Il padrone di casa non batté ciglio. «A cosa devo il piacere?»

«Lo sai benissimo!» scattò Evan. «Dov'è mia figlia?»

Richard inarcò un sopracciglio. «Come hai appena detto, è tua figlia. Per quale motivo io dovrei essere a conoscenza degli spostamenti della tua secondogenita?»

«Mia figlia non è casa» sibilò Evan, «né dagli Zimmermann, e non può essere andata lontano, visto che il GPS della sua auto dice che si trova ancora nel garage di casa mia. Sappiamo entrambi che non può essere che qui, e voglio sapere che ci fa a casa tua a quest'ora!».

Richard arricciò le labbra e si massaggiò il mento con due dita, apparentemente colpito. «Le tue doti investigative sono davvero notevoli, Evan. Penso quasi che tu sia sprecato come avvocato: perché non cambi mestiere? In Polizia faresti una carriera sfolgorante e Scotland Yard tornerebbe ai suoi antichi fasti con un uomo come te tra le proprie fila...»

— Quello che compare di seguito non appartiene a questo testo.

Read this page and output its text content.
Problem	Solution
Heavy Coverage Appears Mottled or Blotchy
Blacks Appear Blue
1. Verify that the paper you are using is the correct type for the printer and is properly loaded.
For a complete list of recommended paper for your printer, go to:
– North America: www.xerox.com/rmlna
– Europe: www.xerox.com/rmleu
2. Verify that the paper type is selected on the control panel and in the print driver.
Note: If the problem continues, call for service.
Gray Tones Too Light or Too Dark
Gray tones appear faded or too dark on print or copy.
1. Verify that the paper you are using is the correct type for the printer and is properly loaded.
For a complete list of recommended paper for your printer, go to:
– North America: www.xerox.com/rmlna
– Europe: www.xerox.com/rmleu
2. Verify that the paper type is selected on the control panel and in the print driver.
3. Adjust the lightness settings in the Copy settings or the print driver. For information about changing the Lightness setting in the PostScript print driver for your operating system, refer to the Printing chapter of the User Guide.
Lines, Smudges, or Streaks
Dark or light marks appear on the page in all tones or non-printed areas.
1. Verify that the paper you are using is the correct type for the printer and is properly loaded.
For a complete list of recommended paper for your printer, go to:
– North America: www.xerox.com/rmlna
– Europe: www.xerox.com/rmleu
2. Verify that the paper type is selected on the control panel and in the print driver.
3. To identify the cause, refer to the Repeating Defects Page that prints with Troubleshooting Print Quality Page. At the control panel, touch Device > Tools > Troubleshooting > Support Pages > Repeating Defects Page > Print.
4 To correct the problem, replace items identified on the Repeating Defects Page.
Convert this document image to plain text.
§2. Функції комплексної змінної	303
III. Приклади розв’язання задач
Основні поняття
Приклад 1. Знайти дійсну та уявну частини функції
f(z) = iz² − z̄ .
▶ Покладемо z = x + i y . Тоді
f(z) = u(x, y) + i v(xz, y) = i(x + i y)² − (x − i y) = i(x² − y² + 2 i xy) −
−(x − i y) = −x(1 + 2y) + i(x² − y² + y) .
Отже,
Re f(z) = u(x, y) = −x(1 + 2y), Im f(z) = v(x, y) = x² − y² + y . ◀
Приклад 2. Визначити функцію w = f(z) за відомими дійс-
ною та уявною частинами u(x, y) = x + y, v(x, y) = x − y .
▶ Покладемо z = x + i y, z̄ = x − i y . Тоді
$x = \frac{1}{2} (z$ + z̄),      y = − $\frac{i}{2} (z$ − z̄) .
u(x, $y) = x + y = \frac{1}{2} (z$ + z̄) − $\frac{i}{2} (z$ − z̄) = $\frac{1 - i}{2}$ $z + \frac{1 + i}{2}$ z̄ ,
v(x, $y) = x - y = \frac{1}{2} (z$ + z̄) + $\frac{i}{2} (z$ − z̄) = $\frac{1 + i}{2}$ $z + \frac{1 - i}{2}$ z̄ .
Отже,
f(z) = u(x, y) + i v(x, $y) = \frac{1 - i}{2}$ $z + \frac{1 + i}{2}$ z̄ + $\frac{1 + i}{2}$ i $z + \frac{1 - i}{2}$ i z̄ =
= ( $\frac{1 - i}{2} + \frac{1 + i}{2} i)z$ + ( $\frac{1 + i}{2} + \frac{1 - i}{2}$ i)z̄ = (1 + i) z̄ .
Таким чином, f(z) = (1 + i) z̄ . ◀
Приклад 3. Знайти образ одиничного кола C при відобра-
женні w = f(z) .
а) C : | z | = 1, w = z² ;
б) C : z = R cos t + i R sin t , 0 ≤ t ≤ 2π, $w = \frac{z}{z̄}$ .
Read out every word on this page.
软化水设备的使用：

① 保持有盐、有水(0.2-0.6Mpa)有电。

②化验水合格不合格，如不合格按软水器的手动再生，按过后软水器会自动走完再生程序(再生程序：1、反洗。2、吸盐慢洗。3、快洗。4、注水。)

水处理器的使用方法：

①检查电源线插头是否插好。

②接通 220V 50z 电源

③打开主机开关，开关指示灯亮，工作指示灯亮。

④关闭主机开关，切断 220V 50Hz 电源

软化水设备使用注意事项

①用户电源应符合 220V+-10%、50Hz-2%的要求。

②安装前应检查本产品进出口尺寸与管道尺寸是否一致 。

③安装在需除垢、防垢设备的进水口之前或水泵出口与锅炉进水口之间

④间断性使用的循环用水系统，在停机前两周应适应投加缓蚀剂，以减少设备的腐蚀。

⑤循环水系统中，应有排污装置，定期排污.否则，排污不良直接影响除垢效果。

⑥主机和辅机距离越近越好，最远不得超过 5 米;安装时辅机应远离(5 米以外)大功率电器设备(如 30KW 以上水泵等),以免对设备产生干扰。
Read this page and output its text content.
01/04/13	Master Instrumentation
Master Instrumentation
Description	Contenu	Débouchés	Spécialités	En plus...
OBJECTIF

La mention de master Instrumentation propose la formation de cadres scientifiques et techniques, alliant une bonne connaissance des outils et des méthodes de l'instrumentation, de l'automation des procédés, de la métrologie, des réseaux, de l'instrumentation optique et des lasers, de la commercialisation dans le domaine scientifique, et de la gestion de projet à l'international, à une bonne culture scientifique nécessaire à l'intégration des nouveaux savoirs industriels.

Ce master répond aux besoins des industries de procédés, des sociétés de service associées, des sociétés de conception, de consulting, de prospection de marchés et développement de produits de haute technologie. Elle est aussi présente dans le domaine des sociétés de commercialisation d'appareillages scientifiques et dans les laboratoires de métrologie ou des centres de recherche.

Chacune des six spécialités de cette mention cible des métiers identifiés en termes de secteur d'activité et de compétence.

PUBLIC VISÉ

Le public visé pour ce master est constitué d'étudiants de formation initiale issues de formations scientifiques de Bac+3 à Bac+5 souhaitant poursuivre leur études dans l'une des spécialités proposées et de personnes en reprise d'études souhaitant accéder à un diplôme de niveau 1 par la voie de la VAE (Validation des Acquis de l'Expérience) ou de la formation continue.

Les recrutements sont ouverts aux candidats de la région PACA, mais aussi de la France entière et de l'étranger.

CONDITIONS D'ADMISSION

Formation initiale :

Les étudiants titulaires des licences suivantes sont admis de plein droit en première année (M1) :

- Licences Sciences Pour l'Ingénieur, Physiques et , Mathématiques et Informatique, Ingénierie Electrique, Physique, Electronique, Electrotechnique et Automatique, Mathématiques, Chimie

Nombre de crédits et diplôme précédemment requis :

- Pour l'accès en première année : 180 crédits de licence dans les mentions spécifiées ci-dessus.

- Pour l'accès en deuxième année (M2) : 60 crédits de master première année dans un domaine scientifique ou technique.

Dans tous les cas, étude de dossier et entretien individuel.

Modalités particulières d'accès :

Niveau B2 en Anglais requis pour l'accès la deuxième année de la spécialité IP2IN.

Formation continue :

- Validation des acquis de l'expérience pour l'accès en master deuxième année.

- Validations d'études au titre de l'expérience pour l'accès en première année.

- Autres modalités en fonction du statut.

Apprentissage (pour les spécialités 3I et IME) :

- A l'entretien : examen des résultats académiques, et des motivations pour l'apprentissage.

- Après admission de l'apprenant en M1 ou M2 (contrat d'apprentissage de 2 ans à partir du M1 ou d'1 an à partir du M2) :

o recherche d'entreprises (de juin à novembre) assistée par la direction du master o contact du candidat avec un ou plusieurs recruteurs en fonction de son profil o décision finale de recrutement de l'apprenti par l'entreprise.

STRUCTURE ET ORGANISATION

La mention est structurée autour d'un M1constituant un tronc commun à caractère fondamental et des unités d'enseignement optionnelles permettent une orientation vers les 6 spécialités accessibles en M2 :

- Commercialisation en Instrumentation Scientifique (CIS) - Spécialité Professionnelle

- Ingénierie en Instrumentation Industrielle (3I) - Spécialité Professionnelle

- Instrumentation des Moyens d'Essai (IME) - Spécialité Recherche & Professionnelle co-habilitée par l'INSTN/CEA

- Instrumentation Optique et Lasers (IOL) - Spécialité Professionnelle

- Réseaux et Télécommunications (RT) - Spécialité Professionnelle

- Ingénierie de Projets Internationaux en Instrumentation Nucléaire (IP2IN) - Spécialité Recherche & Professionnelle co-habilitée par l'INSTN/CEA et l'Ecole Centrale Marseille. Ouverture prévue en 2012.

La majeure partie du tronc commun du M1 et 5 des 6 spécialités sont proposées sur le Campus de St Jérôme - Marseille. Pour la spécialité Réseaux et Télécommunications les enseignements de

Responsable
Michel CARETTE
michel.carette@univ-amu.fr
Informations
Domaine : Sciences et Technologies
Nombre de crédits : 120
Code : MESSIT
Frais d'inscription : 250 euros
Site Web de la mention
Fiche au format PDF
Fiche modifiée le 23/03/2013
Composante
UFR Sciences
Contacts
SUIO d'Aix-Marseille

«Ora BASTA!» tuonò Evan, inferocito, sferrando un pugno al muro prima di agitarlo con fare minaccioso verso Richard. «Il prossimo ti arriverà sulla testa, se non ti sbrighi a dirmi dov'è mia figlia!»

Dando prova di un ammirabile sangue freddo, Richard gli voltò le spalle. «Prego, Evan, entra pure».

Evan, convinto che l'altro lo stesse portando da Agathe, lo seguì sbuffando e mugghiando come un toro davanti a un drappo rosso, trattenendosi a stento dal prenderlo davvero a pugni. E quando il padrone di casa lo guidò dentro la biblioteca per poi lasciarsi cadere con noncuranza in una delle poltrone davanti al camino acceso, il padre di Agathe rimase immobile per parecchi secondi, guardandosi intorno con espressione confusa.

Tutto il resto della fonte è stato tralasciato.